Pablo desea que los cristianos tengamos una fe “responsable”, una fe “adulta”. La
palabra “fe adulta” en los últimos decenios se ha transformado en un eslogan difundido.
A menudo se ve en el sentido de actitud de quien no escucha a la Iglesia y a sus pastores,
sino que elige de forma autónoma lo que quiere creer y no creer –es decir, una fe
“hecha por uno mismo”. Esto se interpreta como “valentía” de expresarse en contra
de Magisterio de la Iglesia. En realidad para esto no es necesaria la valentía, porque
se puede siempre estar seguro del aplauso público. En cambio la valentía es necesaria
para unirse a la fe de la Iglesia, incluso si esta contradice el “esquema” del mundo
contemporáneo. Es este “no-conformismo” de la fe que Pablo llama una “fe adulta”.

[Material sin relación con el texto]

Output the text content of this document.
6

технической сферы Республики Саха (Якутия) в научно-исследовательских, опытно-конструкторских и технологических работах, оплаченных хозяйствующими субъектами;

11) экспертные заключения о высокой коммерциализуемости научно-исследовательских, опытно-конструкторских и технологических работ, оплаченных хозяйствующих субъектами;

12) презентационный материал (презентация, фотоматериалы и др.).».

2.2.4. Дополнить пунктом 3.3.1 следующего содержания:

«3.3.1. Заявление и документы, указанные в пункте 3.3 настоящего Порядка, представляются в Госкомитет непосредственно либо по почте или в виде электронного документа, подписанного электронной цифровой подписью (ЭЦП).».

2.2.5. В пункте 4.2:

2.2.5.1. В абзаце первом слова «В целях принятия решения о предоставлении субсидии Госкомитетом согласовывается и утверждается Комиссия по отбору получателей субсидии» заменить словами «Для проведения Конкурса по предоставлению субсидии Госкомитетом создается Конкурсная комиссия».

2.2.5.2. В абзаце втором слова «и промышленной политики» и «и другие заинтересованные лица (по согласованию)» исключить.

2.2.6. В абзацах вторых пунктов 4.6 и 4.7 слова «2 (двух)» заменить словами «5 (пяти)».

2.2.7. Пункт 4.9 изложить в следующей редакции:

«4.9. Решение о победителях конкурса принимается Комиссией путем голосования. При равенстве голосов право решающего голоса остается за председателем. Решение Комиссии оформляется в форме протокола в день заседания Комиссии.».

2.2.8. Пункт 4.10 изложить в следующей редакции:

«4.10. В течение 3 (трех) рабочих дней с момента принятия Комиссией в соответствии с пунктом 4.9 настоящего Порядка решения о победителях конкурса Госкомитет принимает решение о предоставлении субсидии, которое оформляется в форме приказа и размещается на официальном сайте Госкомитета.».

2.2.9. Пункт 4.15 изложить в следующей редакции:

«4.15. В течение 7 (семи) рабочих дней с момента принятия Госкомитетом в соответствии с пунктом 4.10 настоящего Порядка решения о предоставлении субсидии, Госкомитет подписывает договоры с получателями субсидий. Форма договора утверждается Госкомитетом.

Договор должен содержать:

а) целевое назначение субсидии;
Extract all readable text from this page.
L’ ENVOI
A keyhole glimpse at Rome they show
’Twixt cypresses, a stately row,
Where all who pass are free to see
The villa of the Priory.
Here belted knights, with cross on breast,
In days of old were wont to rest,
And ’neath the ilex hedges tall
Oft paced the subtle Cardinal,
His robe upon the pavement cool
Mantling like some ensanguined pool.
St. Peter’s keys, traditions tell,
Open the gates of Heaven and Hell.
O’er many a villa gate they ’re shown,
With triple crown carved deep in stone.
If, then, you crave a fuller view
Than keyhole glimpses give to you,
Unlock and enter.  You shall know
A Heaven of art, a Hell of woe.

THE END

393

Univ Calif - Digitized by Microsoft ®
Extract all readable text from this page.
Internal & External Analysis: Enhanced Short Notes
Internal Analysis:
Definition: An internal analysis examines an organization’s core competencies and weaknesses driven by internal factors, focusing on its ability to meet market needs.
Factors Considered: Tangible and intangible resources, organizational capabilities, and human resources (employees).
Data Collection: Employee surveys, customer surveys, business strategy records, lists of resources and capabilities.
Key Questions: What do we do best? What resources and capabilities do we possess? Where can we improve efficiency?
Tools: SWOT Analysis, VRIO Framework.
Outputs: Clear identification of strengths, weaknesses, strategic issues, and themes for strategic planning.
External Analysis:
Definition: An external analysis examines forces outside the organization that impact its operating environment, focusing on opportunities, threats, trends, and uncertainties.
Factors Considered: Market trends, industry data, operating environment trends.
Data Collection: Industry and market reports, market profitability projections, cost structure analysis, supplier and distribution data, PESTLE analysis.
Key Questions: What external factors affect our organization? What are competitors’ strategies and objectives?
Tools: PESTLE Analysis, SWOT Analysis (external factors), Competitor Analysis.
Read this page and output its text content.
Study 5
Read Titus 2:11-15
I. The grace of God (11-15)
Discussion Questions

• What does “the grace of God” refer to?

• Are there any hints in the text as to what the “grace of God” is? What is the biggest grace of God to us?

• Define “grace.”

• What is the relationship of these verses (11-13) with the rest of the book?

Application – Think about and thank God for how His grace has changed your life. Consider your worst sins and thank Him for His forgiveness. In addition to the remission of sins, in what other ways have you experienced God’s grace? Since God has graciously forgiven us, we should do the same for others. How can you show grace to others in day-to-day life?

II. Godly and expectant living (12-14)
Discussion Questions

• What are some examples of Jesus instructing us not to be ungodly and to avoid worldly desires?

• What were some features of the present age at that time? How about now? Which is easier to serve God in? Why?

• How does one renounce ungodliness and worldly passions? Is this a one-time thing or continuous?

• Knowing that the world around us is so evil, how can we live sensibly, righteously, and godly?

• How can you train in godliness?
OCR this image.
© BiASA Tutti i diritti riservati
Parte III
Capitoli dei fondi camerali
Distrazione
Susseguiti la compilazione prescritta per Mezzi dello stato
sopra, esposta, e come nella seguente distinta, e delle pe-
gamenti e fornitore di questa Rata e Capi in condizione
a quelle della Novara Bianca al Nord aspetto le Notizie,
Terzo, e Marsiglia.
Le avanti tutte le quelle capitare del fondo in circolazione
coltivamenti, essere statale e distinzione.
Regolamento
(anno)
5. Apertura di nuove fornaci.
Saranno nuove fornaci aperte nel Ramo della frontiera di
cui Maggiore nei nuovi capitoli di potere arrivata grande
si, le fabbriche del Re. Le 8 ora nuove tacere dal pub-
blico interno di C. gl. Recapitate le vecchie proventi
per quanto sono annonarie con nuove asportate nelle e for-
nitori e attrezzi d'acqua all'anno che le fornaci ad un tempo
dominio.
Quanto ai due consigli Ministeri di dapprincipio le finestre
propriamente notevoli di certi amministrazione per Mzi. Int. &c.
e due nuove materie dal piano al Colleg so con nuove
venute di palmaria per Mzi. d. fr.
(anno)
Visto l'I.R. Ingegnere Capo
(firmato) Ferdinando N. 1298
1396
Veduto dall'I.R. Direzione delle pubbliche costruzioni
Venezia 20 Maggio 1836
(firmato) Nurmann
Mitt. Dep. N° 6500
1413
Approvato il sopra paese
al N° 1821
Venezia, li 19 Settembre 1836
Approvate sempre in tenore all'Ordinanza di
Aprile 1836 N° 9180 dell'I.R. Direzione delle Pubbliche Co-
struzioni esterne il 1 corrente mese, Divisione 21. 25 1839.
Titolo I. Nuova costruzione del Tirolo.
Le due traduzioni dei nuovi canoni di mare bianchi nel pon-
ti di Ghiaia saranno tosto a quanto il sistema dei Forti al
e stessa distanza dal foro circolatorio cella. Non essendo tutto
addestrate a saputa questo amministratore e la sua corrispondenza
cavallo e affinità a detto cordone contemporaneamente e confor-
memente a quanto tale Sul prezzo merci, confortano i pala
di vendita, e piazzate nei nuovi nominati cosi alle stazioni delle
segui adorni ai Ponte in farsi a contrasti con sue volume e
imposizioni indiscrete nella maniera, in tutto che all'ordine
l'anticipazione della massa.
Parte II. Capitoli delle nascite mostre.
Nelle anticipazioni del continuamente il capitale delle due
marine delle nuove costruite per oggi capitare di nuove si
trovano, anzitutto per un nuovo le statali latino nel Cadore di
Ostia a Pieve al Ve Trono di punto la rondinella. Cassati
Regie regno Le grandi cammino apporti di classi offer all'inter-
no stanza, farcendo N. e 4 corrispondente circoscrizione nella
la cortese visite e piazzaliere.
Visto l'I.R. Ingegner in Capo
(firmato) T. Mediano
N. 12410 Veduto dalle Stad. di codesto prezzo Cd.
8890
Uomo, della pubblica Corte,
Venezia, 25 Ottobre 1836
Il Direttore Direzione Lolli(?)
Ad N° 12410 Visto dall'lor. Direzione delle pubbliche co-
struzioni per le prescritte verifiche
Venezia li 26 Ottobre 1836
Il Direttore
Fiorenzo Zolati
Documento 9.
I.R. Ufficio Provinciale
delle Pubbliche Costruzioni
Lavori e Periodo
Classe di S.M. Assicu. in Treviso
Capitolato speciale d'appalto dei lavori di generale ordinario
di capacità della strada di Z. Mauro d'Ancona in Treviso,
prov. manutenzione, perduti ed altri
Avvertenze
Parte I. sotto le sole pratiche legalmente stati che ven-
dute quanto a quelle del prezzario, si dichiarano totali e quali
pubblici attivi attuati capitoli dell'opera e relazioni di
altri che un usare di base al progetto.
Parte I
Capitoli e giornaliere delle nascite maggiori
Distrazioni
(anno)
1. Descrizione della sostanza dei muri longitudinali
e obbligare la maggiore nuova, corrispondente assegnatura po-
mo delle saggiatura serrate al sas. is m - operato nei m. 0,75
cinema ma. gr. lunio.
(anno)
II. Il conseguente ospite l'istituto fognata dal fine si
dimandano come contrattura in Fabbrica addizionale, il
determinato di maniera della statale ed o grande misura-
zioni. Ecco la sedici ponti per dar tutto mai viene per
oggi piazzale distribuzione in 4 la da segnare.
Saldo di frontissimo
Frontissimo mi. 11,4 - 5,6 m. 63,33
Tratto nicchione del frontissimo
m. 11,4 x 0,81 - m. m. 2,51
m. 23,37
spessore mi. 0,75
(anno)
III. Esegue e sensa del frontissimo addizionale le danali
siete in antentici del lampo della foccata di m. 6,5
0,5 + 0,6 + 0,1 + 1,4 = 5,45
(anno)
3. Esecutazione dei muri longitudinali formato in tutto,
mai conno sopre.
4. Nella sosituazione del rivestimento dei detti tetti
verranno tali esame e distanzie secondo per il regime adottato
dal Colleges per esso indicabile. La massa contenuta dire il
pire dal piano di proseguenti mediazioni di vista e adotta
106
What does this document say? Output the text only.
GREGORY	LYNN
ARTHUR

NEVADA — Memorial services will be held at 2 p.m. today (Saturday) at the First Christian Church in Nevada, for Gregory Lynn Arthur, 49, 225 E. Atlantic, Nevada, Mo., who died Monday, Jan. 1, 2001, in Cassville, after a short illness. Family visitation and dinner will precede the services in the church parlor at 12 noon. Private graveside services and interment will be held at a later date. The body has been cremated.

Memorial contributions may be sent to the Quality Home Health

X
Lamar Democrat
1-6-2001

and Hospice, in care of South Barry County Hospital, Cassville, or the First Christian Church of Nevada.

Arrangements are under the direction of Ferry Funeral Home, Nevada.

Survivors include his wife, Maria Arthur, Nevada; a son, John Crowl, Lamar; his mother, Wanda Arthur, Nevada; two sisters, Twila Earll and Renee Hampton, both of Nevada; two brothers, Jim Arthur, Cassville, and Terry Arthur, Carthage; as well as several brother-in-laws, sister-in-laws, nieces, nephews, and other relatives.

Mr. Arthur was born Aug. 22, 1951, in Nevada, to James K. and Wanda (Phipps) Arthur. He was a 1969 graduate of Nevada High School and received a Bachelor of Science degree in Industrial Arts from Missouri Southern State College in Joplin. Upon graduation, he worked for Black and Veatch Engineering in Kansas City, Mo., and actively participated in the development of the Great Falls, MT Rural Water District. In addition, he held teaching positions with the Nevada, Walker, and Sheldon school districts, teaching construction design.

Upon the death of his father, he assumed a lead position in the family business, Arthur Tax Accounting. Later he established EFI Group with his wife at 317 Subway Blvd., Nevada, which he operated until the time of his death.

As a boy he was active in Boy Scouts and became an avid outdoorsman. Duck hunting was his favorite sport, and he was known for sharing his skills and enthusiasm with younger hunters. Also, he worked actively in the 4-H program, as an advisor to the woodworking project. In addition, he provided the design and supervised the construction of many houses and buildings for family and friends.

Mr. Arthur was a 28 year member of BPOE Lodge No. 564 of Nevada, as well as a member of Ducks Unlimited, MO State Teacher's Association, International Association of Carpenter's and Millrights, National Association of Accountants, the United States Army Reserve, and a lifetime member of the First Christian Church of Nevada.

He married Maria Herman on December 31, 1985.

Califica en cambio como infantil, el correr detrás de los vientos y de las corrientes
del tiempo. De este modo forma parte de la fe adulta, por ejemplo, comprometerse con
la inviolabilidad de la vida humana desde el primer momento de su concepción, oponiéndose
con ello de forma radical al principio de la violencia, precisamente en defensa de
las criaturas humanas más vulnerables. Forma parte de la fe adulta reconocer el matrimonio
entre un hombre y una mujer para toda la vida como ordenado por el Creador, reestablecido
nuevamente por Cristo. La fe adulta no se deja transportar de un lado a otro por cualquier
corriente. Se opone a los vientos de la moda. Sabe que estos vientos no son el soplo
del Espíritu Santo; sabe que el Espíritu de Dios se expresa y se manifiesta en la
comunión con Jesucristo. Pero Pablo no se detiene en la negación, sino que nos lleva
hacia el gran “sí”. Describe la fe madura, realmente adulta de forma positiva con
la expresión: “actuar según la verdad en la caridad” (cfr Ef 4, 15). El nuevo
modo de pensar, que nos da la fe, se desarrolla primero hacia la verdad. El poder
del mal es la mentira. El poder de la fe, el poder de Dios, es la verdad. La verdad
sobre el mundo y sobre nosotros mismos se nos vuelve visible cuando miramos a Dios.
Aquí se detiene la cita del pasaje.